Les vieux chroniqueurs racontent qu’un jour de l’année 633 ou 636, vers la fin du règne de Dagobert, un mystérieux bateau, sans rames, sans voiles et sans matelots est entré dans l’embouchure de la Liane (fleuve), occupée aujourd’hui par le port de Boulogne.

Au même moment, la Mère de Dieu apparaît aux membres d’une petite communauté chrétienne qui s’étaient rassemblés pour la prière dans une modeste chapelle de la ville haute. Elle les avertit qu’une nef contenant son image pénétrait dans leur rade, et qu’elle voulait voir placée cette image dans le lieu même où ils s’étaient réunis, afin que rejaillisse sur eux, à perpétuité, les merveilleux effets de sa protection.

Selon le plus ancien récit manuscrit de cette découverte miraculeuse, une bible manuscrite et quelques reliques accompagnent cette effigie « entourée de lumière ». Accourus sur le rivage, les chrétiens qui priaient là s’emparent de la statue et la transportent dans une chapelle de la ville haute qui sera transformée par la suite en église. Aujourd’hui, ni cette église qui l’abritait, ni la statue antique n’existent encore. L’église avait été reconstruite dans le premier quart du XIIe siècle par la comtesse de Lorraine (+ 1113), mère de Godefroy de Bouillon, premier roi de Jérusalem.
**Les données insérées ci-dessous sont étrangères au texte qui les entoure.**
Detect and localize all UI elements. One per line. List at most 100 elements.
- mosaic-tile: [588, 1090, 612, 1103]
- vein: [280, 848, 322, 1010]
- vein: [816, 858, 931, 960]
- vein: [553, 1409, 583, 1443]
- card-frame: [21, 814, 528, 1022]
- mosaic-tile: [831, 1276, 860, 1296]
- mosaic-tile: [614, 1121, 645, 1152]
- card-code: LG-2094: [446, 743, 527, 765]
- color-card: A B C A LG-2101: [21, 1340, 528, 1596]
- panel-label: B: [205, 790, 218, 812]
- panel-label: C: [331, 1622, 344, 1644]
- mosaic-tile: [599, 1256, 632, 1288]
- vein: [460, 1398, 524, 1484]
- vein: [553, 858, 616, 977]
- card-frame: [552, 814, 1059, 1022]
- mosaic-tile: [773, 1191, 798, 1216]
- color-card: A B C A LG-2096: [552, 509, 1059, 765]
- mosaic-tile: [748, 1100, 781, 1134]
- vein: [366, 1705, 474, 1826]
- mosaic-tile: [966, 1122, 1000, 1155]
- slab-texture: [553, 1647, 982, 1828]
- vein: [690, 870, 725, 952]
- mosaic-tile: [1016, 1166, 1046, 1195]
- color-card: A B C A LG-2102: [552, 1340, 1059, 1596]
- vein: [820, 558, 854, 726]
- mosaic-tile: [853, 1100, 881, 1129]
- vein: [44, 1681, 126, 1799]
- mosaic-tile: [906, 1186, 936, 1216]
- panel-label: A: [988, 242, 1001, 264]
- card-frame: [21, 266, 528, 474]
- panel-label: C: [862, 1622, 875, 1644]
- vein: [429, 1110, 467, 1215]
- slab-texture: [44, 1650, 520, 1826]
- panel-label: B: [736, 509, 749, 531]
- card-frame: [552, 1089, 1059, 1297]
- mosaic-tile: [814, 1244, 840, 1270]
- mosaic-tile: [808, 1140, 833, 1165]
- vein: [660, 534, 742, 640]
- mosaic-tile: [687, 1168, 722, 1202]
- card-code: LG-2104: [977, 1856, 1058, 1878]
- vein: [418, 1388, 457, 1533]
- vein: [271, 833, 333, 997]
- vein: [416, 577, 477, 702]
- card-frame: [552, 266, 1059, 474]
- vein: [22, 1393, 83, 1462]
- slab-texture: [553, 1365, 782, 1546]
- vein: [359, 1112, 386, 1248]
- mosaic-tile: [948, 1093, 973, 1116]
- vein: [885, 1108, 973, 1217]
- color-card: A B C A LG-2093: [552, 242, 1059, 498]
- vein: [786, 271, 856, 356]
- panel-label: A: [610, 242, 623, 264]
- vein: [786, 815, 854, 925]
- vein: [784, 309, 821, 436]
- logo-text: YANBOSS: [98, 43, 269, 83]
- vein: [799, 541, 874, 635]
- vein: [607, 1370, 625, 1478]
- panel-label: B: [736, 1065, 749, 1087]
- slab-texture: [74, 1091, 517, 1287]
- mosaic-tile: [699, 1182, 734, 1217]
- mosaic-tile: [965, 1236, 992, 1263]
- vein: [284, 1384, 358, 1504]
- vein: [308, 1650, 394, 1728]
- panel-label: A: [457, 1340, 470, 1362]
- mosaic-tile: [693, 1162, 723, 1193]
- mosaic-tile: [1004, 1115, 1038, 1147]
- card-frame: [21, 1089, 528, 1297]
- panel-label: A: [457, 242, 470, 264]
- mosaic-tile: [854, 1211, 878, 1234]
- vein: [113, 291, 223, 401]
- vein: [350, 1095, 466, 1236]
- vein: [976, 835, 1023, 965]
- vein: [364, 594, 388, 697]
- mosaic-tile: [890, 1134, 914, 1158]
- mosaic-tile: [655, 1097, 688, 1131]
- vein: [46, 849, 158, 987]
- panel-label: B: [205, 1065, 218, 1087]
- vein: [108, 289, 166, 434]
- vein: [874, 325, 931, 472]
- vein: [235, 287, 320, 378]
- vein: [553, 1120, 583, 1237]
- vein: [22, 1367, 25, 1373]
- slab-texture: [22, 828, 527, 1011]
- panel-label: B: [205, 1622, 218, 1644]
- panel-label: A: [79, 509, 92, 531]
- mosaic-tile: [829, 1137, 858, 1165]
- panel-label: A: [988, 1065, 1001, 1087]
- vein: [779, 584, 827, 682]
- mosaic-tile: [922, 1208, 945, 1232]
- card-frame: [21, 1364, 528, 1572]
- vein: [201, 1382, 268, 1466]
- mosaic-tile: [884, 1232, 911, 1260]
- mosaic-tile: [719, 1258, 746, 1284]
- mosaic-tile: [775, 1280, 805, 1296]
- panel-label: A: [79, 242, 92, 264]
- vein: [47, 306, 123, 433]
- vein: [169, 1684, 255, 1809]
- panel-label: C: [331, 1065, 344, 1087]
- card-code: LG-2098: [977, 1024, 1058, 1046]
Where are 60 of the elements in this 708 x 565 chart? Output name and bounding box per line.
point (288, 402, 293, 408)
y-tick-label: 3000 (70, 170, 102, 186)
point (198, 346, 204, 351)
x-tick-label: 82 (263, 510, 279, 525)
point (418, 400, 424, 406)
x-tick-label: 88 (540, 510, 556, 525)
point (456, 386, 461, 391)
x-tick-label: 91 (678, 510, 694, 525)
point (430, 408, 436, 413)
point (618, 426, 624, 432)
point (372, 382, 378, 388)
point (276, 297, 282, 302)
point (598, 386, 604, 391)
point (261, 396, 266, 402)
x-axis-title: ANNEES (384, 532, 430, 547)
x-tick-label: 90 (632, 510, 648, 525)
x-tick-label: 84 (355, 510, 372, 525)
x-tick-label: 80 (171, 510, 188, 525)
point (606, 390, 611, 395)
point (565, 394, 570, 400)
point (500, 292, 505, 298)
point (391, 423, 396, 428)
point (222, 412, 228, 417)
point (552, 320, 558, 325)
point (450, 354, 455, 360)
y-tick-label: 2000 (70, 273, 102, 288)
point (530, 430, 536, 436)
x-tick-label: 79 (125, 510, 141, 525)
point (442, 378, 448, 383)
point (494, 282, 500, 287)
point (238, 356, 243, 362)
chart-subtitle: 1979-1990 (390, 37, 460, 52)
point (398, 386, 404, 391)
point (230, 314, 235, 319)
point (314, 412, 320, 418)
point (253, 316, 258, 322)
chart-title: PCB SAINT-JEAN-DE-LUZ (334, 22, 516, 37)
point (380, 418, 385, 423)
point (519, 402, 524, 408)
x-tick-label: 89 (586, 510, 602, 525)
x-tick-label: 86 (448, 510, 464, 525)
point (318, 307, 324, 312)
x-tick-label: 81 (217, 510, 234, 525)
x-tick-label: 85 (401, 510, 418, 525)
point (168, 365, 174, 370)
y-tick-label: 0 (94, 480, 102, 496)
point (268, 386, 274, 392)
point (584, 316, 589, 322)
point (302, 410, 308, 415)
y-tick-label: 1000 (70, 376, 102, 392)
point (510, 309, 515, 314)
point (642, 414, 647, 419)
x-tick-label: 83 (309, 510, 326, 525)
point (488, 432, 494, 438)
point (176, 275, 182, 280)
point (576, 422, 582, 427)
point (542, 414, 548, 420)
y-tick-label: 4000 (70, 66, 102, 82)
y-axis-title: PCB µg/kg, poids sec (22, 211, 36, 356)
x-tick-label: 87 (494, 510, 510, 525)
Notre-Dame de Boulogne était déjà devenu à l’époque un des centres de pèlerinage les plus importants d’Europe.

Innombrables sont les grâces de conversion, de guérison et les miracles obtenus par les pèlerins en ce sanctuaire. En 1330, pour ceux qui ne peuvent se déplacer, on construit sous le règne du roi Philippe V, fils de Philippe le Bel, tout près de Paris là où la Seine s’étale comme un bras de mer, une nouvelle église dédiée à Notre-Dame de Boulogne. Une ville grandit autour du sanctuaire : Boulogne-Billancourt.

Longue est la liste des rois, reines, princes, princesses et dignitaires de l’Église qui sont venus honorer la Vierge de Boulogne-sur-Mer. Elle contient les noms des comtes de Flandres, d’Artois, de Saint-Pol, du Ponthieu ; des ducs de Bourgogne, notamment Philippe le Bon ; Bertrand du Guesclin, connétable de France (1364) ; des rois d’Angleterre : Henri III et Henri VIII ; et des rois de France bien sûr : Philippe Auguste, Philippe le Bel, Jean le Bon, François Ier, puis Charles VII (1422) et sainte Jeanne d’Arc (1429), puis Charles VIII (1495), Louis XII (1512), Henri III (1578), Louis XIII (1640), Louis XIV, donateur d’un jubé en 1666, la reine de France, Marie Leszczynska épouse de Louis XV (1735), etc.

En 1477, la suzeraineté du Boulonnais est transférée à la Vierge nautonière par Louis XI, lorsqu’il rattache la province à la Couronne après s’être proclamé protecteur du sanctuaire en mars 1464. C’est ainsi que l’on voit, un jour d’avril 1478, le roi faire un premier hommage de son comté de Boulogne à la Mère de Dieu et s’engager, en son nom et en celui de tous ses successeurs, à lui payer tous les droits seigneuriaux de ce fief.

En prenant possession de Boulogne, Henri II ne manque pas de faire lui aussi acte de vassalité envers la Vierge, mais il faut attendre Louis XIV pour que cet engagement soit à nouveau solennellement repris. L’hommage royal est encore rendu en 1728 par Louis XV, mais abandonné sous Louis XVI.